Не следует думать, что Толстой пленился в Ла Боэси только рекомендуемым им способом низвержения самодержавия путем пассивного сопротивления. Это было бы близоруким пониманием отношения Толстого к Ла Боэси. Владимир Ильич Ленин, определяя значение деятельности Толстого, выделял в ней, как безусловно ценное, «его горячий, страстный, нередко беспощадно-резкий протест против государства и полицейски-казенной церкви...»[156]. Вместе с тем В. И. Ленин в своих гениальных высказываниях о Толстом учил нас не сглаживать «кричащих противоречий» Толстого[157], предостерегал нас против того, что в разговорном языке носит название «толстовщины». «...Толстому, — писал В. И. Ленин в письме А. М. Горькому, — ни „пассивизма“, ни анархизма, ни народничества, ни религии спускать нельзя»[158]. Следует всегда помнить, что как только дело доходило до того, как устранить те многочисленные общественные язвы, которые Толстой с таким огромным художественным талантом изображал, он обнаруживал полное бессилие увидеть, какие общественные силы способны это сделать. Но стремление Толстого вырвать трактат Ла Боэси из мрака забвения («скрыли от всех значение этого сочинения»), дать его в качестве духовной пищи широким читательским массам России означало прежде всего стремление ознакомить их с беспощадным обличением методов порабощения народных масс и тем самым разоблачить в их глазах самодержавие. Так же как в руках прогрессивных деятелей всех стран — Франции, Италии, Германии, Англии (как об этом было сказано выше) — трактат Ла Боэси играл роль набатного колокола, звавшего на борьбу с черными силами реакции, точно так же и в руках Толстого «Рассуждение о добровольном рабстве» должно было служить идейным оружием в борьбе с царизмом.

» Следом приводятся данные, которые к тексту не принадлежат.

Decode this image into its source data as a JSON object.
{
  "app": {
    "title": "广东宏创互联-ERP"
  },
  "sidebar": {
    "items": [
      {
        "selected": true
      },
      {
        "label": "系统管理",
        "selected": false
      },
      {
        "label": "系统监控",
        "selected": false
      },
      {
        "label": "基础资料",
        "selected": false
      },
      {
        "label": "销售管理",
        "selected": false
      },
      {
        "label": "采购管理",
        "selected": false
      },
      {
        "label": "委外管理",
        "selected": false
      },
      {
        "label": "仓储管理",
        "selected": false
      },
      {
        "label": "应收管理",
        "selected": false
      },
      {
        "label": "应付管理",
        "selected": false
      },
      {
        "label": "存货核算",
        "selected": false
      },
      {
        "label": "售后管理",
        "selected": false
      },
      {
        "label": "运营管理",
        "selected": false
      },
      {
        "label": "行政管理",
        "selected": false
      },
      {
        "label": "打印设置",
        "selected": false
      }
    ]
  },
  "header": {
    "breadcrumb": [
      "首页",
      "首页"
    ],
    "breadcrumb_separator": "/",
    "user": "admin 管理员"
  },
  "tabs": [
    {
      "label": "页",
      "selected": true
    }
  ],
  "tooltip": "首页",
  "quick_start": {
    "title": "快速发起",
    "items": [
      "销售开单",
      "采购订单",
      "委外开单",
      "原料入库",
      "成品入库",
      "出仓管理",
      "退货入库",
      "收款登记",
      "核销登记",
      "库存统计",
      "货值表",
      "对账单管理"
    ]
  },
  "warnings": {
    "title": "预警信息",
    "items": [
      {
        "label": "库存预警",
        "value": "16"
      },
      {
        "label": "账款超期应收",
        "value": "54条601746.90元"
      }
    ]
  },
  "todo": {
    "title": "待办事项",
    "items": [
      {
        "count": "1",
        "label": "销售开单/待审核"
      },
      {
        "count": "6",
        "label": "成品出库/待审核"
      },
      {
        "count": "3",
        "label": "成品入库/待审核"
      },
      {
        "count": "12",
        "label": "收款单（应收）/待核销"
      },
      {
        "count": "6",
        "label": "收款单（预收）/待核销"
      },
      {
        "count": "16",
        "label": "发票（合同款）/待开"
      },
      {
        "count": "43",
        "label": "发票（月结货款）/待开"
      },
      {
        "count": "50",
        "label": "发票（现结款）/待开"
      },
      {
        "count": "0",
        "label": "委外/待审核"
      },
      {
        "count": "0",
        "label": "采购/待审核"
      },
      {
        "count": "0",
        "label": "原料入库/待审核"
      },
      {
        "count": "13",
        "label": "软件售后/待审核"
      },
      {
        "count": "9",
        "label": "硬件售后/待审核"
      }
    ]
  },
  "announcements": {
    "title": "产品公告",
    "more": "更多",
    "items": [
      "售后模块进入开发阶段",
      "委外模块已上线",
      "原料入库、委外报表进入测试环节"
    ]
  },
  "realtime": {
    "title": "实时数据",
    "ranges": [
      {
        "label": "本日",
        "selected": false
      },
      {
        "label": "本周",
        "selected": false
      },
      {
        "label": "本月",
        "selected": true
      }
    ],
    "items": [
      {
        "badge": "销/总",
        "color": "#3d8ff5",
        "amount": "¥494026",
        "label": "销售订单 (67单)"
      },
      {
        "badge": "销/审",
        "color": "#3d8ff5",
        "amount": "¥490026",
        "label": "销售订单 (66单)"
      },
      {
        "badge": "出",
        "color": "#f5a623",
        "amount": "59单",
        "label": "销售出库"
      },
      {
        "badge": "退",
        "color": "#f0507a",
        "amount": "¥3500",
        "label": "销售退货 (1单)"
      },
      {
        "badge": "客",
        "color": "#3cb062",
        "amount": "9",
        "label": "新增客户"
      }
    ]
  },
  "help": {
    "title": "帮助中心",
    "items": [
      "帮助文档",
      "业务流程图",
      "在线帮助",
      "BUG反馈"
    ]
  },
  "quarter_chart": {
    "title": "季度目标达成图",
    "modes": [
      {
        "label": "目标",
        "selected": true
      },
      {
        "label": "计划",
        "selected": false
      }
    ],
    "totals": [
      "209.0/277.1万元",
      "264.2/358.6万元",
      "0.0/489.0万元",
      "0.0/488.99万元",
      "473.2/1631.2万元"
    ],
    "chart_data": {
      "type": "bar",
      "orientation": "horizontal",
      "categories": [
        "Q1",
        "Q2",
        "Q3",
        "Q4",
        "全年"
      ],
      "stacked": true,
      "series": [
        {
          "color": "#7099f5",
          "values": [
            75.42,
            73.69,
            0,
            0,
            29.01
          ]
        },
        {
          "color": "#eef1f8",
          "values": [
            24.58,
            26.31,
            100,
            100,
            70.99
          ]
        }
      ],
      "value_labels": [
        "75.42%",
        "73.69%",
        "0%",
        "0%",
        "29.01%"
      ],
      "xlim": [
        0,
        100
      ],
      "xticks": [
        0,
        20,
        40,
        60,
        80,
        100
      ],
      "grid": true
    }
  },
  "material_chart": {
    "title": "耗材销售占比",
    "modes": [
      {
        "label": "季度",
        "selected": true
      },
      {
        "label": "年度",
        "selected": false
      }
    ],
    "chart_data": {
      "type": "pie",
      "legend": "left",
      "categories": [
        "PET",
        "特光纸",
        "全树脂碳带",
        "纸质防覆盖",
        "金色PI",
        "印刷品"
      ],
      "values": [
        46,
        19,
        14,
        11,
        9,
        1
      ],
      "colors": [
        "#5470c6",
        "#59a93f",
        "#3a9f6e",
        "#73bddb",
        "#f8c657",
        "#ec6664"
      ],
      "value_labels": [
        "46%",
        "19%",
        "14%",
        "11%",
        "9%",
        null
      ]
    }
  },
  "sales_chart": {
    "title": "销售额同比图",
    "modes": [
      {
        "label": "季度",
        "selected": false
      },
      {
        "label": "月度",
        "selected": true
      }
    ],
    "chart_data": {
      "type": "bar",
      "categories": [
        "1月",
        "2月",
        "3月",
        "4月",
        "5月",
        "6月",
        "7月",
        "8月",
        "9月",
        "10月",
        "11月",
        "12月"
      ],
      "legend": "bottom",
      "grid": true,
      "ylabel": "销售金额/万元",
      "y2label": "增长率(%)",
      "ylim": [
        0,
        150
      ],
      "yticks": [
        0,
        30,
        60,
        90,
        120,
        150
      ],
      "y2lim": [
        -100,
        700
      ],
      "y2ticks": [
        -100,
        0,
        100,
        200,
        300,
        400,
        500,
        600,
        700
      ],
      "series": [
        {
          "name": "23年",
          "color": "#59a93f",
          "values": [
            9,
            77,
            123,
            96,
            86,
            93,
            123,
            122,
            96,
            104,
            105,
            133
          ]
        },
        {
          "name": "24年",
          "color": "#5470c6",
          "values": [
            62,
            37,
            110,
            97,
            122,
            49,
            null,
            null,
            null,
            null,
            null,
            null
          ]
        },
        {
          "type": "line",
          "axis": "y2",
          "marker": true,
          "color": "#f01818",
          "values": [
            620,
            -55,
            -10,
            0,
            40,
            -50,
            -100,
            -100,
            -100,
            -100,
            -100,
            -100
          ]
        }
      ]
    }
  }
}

Одно из «кричащих противоречий» Л. Н. Толстого заключалось именно в том, что, проповедуя «непротивление злу насилием», Толстой всю свою жизнь яростно противился злу. В. И. Ленин первый с присущим ему мастерством показал, что Толстой, проповедник «непротивления», был в то же время «...горячий протестант, страстный обличитель, великий критик...»[159]. Проповедуя отказ от политики, от политических действий, Толстой сам всю свою жизнь действовал: бурно протестовал «против всякого классового господства», обличал всяких «чиновников в рясах» и «жандармов во Христе»[160], гремя на весь мир по поводу казни крестьян: «Не могу молчать!»
Именно в этом свете следует понимать отношение Толстого к Ла Боэси. В «Рассуждении о добровольном рабстве» его восхищали сила и искренность ненависти к самодержавию, благородная проповедь исконной свободы и равенства всех людей, обнаженное и точное описание аппарата угнетения и одурманивания народных масс, а не просто только предлагавшийся Ла Боэси рецепт избавления от произвола деспотизма. В этом можно наглядно убедиться, читая те отрывки из трактата Ла Боэси, которые Толстой счел нужным выбрать и перевести на русский язык.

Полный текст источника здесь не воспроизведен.